Example: "Make a song in C major with vi-IV-I-V."

This is musical theory input. The skill should:

1. Note the chord progression in the prompt (e.g., "verse: vi-IV-I-V in C major").
2. Ask: lyrics or instrumental? Style?
3. Generate.

Most providers do not respond well to raw chord notation; phrase the chords musically in the prompt instead.

### The user provides a melody (audio or MIDI)

This is Input Type 3. Redirect to Skill 2 — covers are the only way to use a specific melody.

### The user provides only a mood or vibe

Example: "Make something that feels like a Sunday morning in autumn."

This is Input Type 1 with a non-literal description. The skill should:

1. Map the vibe to style: "Sunday morning autumn" = warm, acoustic, soft, slightly melancholic.
2. Pick a default from [`style-categories.md`](style-categories.md) (likely `acoustic` or `lofi`).
3. Auto-generate lyrics around the vibe.
4. Generate.

### The user provides multiple conflicting inputs

Example: "Make a happy sad song in Spanish about leaving home but staying."

The "happy sad" oxymoron is a real creative direction. The skill should:

1. Recognize the tension.
2. Map to: minor key, mid-tempo, building structure (sad start, hopeful end), 2–3 mood adjectives (bittersweet, hopeful, melancholic).
3. Generate and let the user iterate.

Do not ask the user to resolve the contradiction — the tension is the creative direction.

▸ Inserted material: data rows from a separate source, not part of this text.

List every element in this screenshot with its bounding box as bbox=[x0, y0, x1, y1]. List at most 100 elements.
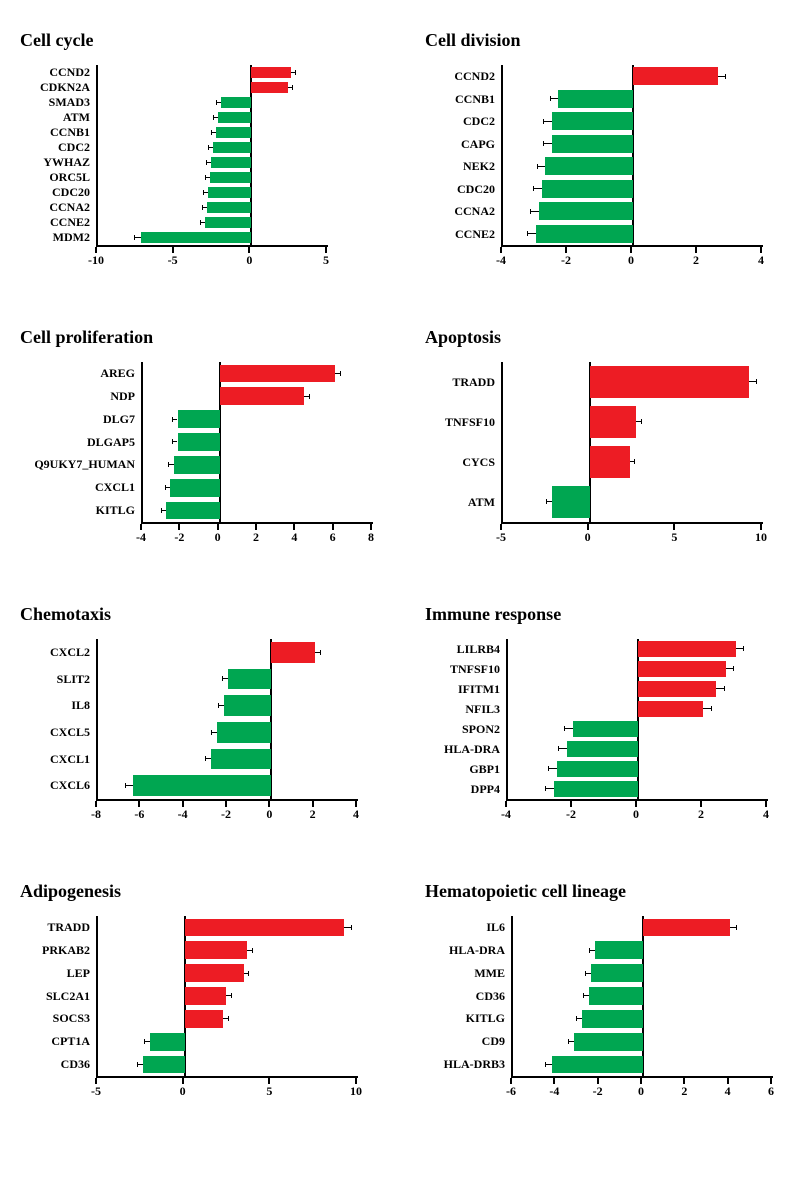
error-line bbox=[545, 788, 553, 789]
bar bbox=[536, 225, 634, 243]
y-label: CCNA2 bbox=[20, 200, 90, 215]
error-cap bbox=[589, 948, 590, 953]
y-label: CPT1A bbox=[20, 1030, 90, 1053]
error-cap bbox=[320, 650, 321, 655]
x-tick-label: -5 bbox=[91, 1084, 101, 1099]
bar-row bbox=[143, 456, 373, 474]
x-tick-label: 0 bbox=[246, 253, 252, 268]
x-tick-label: -5 bbox=[168, 253, 178, 268]
bar bbox=[208, 187, 251, 199]
y-label: ATM bbox=[20, 110, 90, 125]
x-tick-label: 4 bbox=[763, 807, 769, 822]
error-line bbox=[165, 487, 170, 488]
bar bbox=[638, 661, 726, 677]
error-cap bbox=[736, 925, 737, 930]
bar-row bbox=[503, 406, 763, 437]
y-label: CCNE2 bbox=[20, 215, 90, 230]
error-cap bbox=[743, 646, 744, 651]
y-label: HLA-DRA bbox=[425, 739, 500, 759]
error-cap bbox=[200, 220, 201, 225]
x-tick-label: -4 bbox=[549, 1084, 559, 1099]
error-cap bbox=[641, 419, 642, 424]
plot-column: -50510 bbox=[96, 916, 358, 1098]
bar bbox=[590, 366, 749, 397]
error-cap bbox=[530, 209, 531, 214]
bar bbox=[554, 781, 639, 797]
x-tick-label: -5 bbox=[496, 530, 506, 545]
chart-wrap: CCND2CDKN2ASMAD3ATMCCNB1CDC2YWHAZORC5LCD… bbox=[20, 65, 375, 267]
bar bbox=[638, 701, 703, 717]
x-tick-label: 5 bbox=[671, 530, 677, 545]
y-labels: TRADDPRKAB2LEPSLC2A1SOCS3CPT1ACD36 bbox=[20, 916, 96, 1076]
error-cap bbox=[583, 993, 584, 998]
bar-row bbox=[503, 486, 763, 517]
bar-row bbox=[513, 1010, 773, 1028]
error-line bbox=[537, 166, 545, 167]
bar bbox=[185, 941, 247, 959]
bar-row bbox=[143, 502, 373, 520]
bar-row bbox=[98, 1010, 358, 1028]
error-cap bbox=[137, 1062, 138, 1067]
bar bbox=[221, 97, 252, 109]
error-line bbox=[202, 207, 207, 208]
bar bbox=[552, 1056, 643, 1074]
y-label: HLA-DRA bbox=[425, 939, 505, 962]
bar bbox=[150, 1033, 185, 1051]
error-line bbox=[205, 758, 210, 759]
x-axis: -8-6-4-2024 bbox=[96, 801, 356, 821]
bar bbox=[210, 172, 251, 184]
bar bbox=[133, 775, 272, 796]
bar-row bbox=[508, 721, 768, 737]
error-line bbox=[534, 188, 542, 189]
chart-grid: Cell cycleCCND2CDKN2ASMAD3ATMCCNB1CDC2YW… bbox=[20, 30, 780, 1098]
x-tick-label: 2 bbox=[698, 807, 704, 822]
bar-row bbox=[98, 127, 328, 139]
error-cap bbox=[202, 205, 203, 210]
bar-row bbox=[508, 641, 768, 657]
y-label: CXCL1 bbox=[20, 746, 90, 773]
bar bbox=[552, 135, 633, 153]
plot-area bbox=[501, 65, 763, 247]
x-tick-label: 5 bbox=[266, 1084, 272, 1099]
error-cap bbox=[711, 706, 712, 711]
x-tick-label: 6 bbox=[768, 1084, 774, 1099]
y-label: CXCL5 bbox=[20, 719, 90, 746]
y-label: SMAD3 bbox=[20, 95, 90, 110]
plot-area bbox=[506, 639, 768, 801]
bar-row bbox=[508, 761, 768, 777]
error-cap bbox=[228, 1016, 229, 1021]
bar bbox=[638, 641, 736, 657]
error-cap bbox=[527, 231, 528, 236]
x-tick-label: -2 bbox=[561, 253, 571, 268]
panel-5: Immune responseLILRB4TNFSF10IFITM1NFIL3S… bbox=[425, 604, 780, 821]
bar-row bbox=[513, 964, 773, 982]
bar bbox=[590, 446, 630, 477]
x-tick-label: -6 bbox=[506, 1084, 516, 1099]
y-labels: IL6HLA-DRAMMECD36KITLGCD9HLA-DRB3 bbox=[425, 916, 511, 1076]
y-label: AREG bbox=[20, 362, 135, 385]
x-tick-label: 4 bbox=[291, 530, 297, 545]
plot-column: -4-2024 bbox=[501, 65, 763, 267]
bar bbox=[545, 157, 633, 175]
error-cap bbox=[203, 190, 204, 195]
bar-row bbox=[98, 172, 328, 184]
error-cap bbox=[231, 993, 232, 998]
error-line bbox=[216, 102, 221, 103]
x-tick-label: 0 bbox=[628, 253, 634, 268]
x-tick-label: 10 bbox=[350, 1084, 362, 1099]
error-cap bbox=[168, 462, 169, 467]
bar-row bbox=[98, 669, 358, 690]
x-tick-label: 2 bbox=[693, 253, 699, 268]
error-cap bbox=[568, 1039, 569, 1044]
y-label: CCND2 bbox=[20, 65, 90, 80]
y-label: CDC20 bbox=[20, 185, 90, 200]
y-label: TRADD bbox=[20, 916, 90, 939]
x-tick-label: -2 bbox=[566, 807, 576, 822]
panel-1: Cell divisionCCND2CCNB1CDC2CAPGNEK2CDC20… bbox=[425, 30, 780, 267]
bar bbox=[558, 90, 633, 108]
plot-column: -6-4-20246 bbox=[511, 916, 773, 1098]
x-axis: -4-2024 bbox=[506, 801, 766, 821]
bar-row bbox=[508, 681, 768, 697]
y-label: NDP bbox=[20, 385, 135, 408]
error-cap bbox=[733, 666, 734, 671]
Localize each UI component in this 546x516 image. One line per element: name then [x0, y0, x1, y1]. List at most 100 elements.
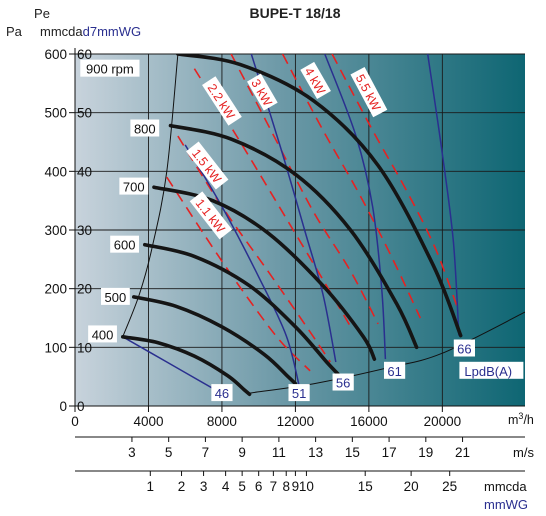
mmcda-scale-tick-label: 1: [147, 479, 155, 494]
ms-tick-label: 3: [128, 445, 136, 460]
pa-tick-label: 500: [44, 106, 67, 121]
rpm-label: 700: [123, 180, 145, 195]
mmcda-tick-label: 20: [77, 282, 92, 297]
rpm-label: 800: [134, 122, 156, 137]
mmcda-tick-label: 10: [77, 340, 92, 355]
rpm-label: 400: [92, 327, 114, 342]
rpm-curve: [168, 123, 419, 350]
mmcda-scale-tick-label: 2: [178, 479, 186, 494]
noise-line: [426, 54, 460, 336]
x-unit-label: m3/h: [508, 411, 534, 427]
noise-label-bg: [383, 361, 406, 379]
noise-label-bg: [453, 339, 475, 357]
ms-tick-label: 13: [308, 445, 323, 460]
power-label-bg: [202, 76, 242, 126]
mmcda-scale-tick-label: 3: [200, 479, 208, 494]
ms-tick-label: 15: [345, 445, 360, 460]
noise-label: 51: [292, 386, 306, 401]
rpm-label: 600: [114, 238, 136, 253]
plot-area: [121, 54, 525, 397]
mmcda-scale-tick-label: 20: [404, 479, 419, 494]
mmcda-scale-tick-label: 8: [282, 479, 290, 494]
mmcda-scale-tick-label: 5: [238, 479, 246, 494]
x-tick-label: 20000: [424, 414, 462, 429]
mmcda-scale-tick-label: 9: [292, 479, 300, 494]
rpm-label: 500: [105, 290, 127, 305]
ms-tick-label: 7: [202, 445, 210, 460]
ms-tick-label: 21: [455, 445, 470, 460]
mmcda-scale-tick-label: 4: [222, 479, 230, 494]
rpm-curve: [121, 335, 252, 397]
x-tick-label: 0: [71, 414, 79, 429]
x-unit-exp: 3: [518, 411, 523, 421]
power-line: [281, 54, 422, 319]
noise-line: [250, 54, 337, 363]
mmcda-label: mmcdad7mmWG: [40, 24, 141, 39]
mmcda-scale-tick-label: 15: [358, 479, 373, 494]
power-label-bg: [247, 73, 278, 111]
noise-unit-bg: [459, 361, 524, 379]
power-line: [166, 176, 311, 372]
rpm-label-bg: [80, 59, 140, 77]
mmcda-tick-label: 50: [77, 106, 92, 121]
noise-label: 56: [336, 376, 350, 391]
rpm-label-bg: [119, 177, 149, 195]
pa-label: Pa: [6, 24, 23, 39]
rpm-curve: [143, 242, 340, 376]
x-tick-label: 4000: [133, 414, 163, 429]
x-unit-h: /h: [523, 413, 533, 427]
rpm-curve: [176, 54, 463, 338]
rpm-label-bg: [130, 119, 160, 137]
x-unit-m: m: [508, 413, 518, 427]
mmcda-unit-label: mmcda: [484, 479, 527, 494]
ms-tick-label: 9: [238, 445, 246, 460]
pa-tick-label: 200: [44, 282, 67, 297]
rpm-curve: [152, 185, 377, 361]
x-tick-label: 16000: [350, 414, 388, 429]
ms-tick-label: 11: [272, 445, 286, 460]
noise-line: [184, 144, 300, 386]
rpm-label-bg: [110, 235, 139, 253]
power-line: [177, 135, 331, 363]
mmcda-scale-tick-label: 25: [442, 479, 457, 494]
rpm-label-bg: [101, 287, 130, 305]
mmcda-unit: mmcda: [40, 24, 83, 39]
x-tick-label: 8000: [207, 414, 237, 429]
power-line: [331, 54, 458, 307]
mmcda-scale-tick-label: 10: [299, 479, 314, 494]
pa-tick-label: 100: [44, 340, 67, 355]
ms-unit-label: m/s: [513, 445, 534, 460]
mmcda-tick-label: 40: [77, 164, 92, 179]
system-curve: [122, 54, 179, 337]
mmcda-tick-label: 60: [77, 47, 92, 62]
rpm-curve: [132, 295, 298, 386]
power-label-bg: [350, 67, 388, 118]
x-tick-label: 12000: [277, 414, 315, 429]
ms-tick-label: 17: [382, 445, 397, 460]
pa-tick-label: 600: [44, 47, 67, 62]
noise-label-bg: [332, 373, 354, 391]
pa-tick-label: 300: [44, 223, 67, 238]
power-label-bg: [186, 141, 229, 190]
power-label-bg: [300, 61, 331, 99]
noise-label-bg: [211, 384, 233, 402]
ms-tick-label: 19: [418, 445, 433, 460]
noise-label-bg: [288, 384, 310, 402]
mmwg-unit: d7mmWG: [83, 24, 142, 39]
pe-label: Pe: [34, 6, 50, 21]
mmcda-scale-tick-label: 6: [255, 479, 263, 494]
mmcda-scale-tick-label: 7: [270, 479, 278, 494]
noise-line: [324, 54, 387, 360]
pa-tick-label: 400: [44, 164, 67, 179]
mmwg-unit-label: mmWG: [484, 497, 528, 512]
noise-unit-label: LpdB(A): [464, 364, 512, 379]
noise-label: 61: [387, 364, 401, 379]
power-label-bg: [189, 191, 233, 240]
power-line: [230, 54, 379, 325]
rpm-label-bg: [88, 325, 117, 343]
ms-tick-label: 5: [165, 445, 173, 460]
chart-title: BUPE-T 18/18: [249, 5, 340, 21]
mmcda-tick-label: 0: [77, 399, 85, 414]
rpm-label: 900 rpm: [86, 62, 134, 77]
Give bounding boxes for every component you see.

### The user attaches multiple images

Pick the most representative one and explain the choice. If they have very different vibes, ask: "These are quite different. Do you want the dark one, the bright one, or a blend?"

### The user gives a URL that 404s or returns empty

Fall back to: "I couldn't fetch that URL. Can you paste the lyrics / describe the song / give me the title?" Then proceed as the appropriate Input Type.

### The user gives a non-music URL

`web_fetch` is generic — it will return whatever the URL has. If the user gives a non-music URL (e.g., a news article), say: "That doesn't look like a music source. Did you mean to give me a lyrics page or a YouTube link? Or did you want to make a song about [topic of the URL]?"

If the user does want a song about the topic, use the URL content as THEMATIC inspiration, not lyrics or melody.